Both times, wholesale gold investing bars then retreated to $1264 per ounce – the late-February peak now called “key resistance” by several price-chart analysts.
Way below economists’ forecasts of 180,000 non-farm payrolls growth for last month, the Bureau of Labor Statistics’ first estimate
was barely half the average March addition of the last 7 years, since the global financial crisis of 2008-2009.
The jobless rate fell however to 4.5% last month, the lowest level since the US housing slowdown began hitting hedge funds betting on subprime mortgage investment bonds
in May 2007.
Investing in gold futures and options had already spiked the price up to $1269 per ounce overnight, adding nearly $20 per ounce inside 1 hour of the US airstrikes in Syria, authorised by the new US President’s sudden U-turn against the Assad regime.
Chinese gold prices extended their premium over London bullion quotes to $12.75 per ounce at Shanghai’s afternoon ‘fixing’ benchmark
, offering the strongest incentive this week to new imports into the world No.1 consumer nation.
“The 200-day Moving Average at $1259 has proved significant resistance for gold,” said a technical analysis from French investment bank Societe Generale yesterday, also highlighting the multi-month peak of 6 weeks ago, some $5 above there.

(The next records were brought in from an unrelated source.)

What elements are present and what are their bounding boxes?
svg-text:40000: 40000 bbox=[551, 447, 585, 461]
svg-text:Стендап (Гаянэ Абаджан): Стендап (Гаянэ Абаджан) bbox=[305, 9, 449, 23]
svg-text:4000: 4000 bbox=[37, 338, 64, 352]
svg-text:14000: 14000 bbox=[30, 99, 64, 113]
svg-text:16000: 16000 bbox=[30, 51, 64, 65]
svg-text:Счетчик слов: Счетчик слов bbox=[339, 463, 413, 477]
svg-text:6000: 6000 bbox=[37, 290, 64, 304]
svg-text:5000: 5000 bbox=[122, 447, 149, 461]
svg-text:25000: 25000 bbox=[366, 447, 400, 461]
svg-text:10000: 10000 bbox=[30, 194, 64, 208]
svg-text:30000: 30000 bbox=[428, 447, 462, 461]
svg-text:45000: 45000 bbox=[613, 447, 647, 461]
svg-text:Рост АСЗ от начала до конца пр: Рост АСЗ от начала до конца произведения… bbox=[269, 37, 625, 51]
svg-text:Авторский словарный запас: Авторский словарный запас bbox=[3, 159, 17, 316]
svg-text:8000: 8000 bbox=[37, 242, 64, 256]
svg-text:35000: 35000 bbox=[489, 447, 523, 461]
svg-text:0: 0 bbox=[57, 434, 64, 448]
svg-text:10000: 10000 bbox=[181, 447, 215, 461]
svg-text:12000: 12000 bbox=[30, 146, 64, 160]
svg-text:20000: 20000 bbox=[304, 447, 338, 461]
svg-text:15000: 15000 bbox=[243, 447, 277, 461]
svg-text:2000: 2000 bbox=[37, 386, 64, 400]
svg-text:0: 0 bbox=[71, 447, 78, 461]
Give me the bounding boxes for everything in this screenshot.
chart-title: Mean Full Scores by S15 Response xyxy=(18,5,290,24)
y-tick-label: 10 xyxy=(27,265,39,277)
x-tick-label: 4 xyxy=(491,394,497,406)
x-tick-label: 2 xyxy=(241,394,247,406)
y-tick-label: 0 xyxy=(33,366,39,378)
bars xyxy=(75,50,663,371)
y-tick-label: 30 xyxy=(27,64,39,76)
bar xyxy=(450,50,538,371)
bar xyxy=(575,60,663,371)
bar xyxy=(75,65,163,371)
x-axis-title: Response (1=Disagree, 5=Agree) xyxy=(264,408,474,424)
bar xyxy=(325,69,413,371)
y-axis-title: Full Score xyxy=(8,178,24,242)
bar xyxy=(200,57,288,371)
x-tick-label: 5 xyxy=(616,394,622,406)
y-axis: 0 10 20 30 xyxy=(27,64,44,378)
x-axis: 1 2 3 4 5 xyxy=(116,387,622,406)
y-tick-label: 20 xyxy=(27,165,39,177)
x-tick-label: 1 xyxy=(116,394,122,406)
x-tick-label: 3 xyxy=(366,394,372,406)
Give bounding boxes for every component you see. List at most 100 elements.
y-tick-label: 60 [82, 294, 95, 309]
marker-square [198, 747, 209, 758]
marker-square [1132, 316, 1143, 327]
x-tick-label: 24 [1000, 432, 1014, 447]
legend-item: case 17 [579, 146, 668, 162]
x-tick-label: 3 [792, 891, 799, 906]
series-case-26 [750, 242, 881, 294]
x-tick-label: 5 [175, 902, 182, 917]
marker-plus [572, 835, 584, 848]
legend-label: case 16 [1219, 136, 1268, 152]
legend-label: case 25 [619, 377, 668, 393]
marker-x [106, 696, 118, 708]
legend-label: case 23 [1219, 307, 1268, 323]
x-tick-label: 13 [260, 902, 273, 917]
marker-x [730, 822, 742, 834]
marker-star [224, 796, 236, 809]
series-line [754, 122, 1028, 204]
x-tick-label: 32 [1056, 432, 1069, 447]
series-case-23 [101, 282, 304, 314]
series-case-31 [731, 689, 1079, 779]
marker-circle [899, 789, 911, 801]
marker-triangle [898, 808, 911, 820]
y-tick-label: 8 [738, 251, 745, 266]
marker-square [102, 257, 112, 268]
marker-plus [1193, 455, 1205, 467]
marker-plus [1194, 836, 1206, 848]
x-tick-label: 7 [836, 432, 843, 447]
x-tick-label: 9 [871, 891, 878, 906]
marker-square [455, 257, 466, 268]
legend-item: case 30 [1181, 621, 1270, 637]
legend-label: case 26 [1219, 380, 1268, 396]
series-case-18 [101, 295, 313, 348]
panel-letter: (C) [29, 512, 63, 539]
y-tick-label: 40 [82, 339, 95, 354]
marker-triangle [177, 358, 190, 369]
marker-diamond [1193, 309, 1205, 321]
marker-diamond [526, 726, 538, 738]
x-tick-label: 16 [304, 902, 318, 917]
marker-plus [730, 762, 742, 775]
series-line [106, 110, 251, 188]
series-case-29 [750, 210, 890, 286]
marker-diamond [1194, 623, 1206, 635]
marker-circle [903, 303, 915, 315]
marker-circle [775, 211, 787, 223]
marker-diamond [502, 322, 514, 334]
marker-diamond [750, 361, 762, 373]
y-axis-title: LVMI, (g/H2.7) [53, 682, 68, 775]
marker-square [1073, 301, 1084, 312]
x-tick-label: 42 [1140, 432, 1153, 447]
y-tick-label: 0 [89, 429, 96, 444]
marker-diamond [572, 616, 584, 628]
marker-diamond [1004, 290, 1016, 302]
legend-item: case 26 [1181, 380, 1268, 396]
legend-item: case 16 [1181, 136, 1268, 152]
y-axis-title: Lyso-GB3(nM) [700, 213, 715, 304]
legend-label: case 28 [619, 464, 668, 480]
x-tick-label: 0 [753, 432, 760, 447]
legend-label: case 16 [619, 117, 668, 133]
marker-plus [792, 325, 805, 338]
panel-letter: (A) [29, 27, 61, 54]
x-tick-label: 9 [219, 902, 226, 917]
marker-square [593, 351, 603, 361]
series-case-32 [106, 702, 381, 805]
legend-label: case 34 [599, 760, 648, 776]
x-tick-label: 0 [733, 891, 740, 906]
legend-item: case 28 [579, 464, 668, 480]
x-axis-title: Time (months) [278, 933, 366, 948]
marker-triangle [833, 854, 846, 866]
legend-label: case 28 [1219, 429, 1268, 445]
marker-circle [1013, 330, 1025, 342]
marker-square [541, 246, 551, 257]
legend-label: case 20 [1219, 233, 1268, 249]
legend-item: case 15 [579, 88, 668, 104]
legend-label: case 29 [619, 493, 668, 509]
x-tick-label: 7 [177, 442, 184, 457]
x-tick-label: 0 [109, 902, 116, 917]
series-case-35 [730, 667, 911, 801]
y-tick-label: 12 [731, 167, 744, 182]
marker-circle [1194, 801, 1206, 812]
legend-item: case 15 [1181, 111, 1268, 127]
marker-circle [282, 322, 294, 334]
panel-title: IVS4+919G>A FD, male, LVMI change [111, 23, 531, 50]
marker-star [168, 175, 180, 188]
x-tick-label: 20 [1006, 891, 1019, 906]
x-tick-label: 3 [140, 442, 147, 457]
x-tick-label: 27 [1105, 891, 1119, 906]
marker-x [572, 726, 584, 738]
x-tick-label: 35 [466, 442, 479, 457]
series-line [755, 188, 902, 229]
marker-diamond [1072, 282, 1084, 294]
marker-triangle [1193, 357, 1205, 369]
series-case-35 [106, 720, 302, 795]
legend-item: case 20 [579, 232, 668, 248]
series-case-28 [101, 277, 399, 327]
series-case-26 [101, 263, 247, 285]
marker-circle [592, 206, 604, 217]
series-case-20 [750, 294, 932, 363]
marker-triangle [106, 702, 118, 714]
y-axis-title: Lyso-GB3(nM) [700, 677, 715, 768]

Looking back to that late-February high, “The formation of a Double Top on hourly charts further gives evidence [that] $1259/1264 remains a key level,” the note said.
“Undoubtedly,” added Russia’s Foreign Ministry, “the US military action is an attempt to distract attention
from…actions conducted by the US-led coalition [in which] hundreds of civilians have been killed and a humanitarian catastrophe has been gathering pace.”
In London, “Where will it all end?”
asked former UKIP leader and Brexit victor Nigel Farage – now a radio talk-show host in London, rather than UK ambassador to Washington as Trump had suggested – saying that “Whatever Assad’s sins, he is secular,” as opposed to religious-inspired terrorists.
Welcoming the US action after this week’s Sarin gas attack on civilians in Syria’s opposition-held city of Idlib, foreign minister Mevlut Cavusoglu of neighboring Turkey – formerly the world No.4 gold buying nation
, now down to 6th – meantime said he “[won’t be] diplomatic at all”
in telling the United States it needs to stop supporting Kurdish separatists the YPG, also now fighting ISIS in the Syrian conflict.
Even with Russia and the US split, “You’ve got two superpowers competing over a terrorist organization,” Cavusoglu said.
“If our allies leave us alone in the fight against [Kurdish] terrorism…we’ll continue on our own.”
Following last year’s failed coup attempt in Ankara, Turkey on April 16 will hold a controversial referendum on giving President Erdogan sweeping new powers.
Opinion polls currently show a 53.3% vote for ‘No’
nationwide, but ‘Yes’ rises to 70% in Erdogan’s key support-base region of Central Anatolia.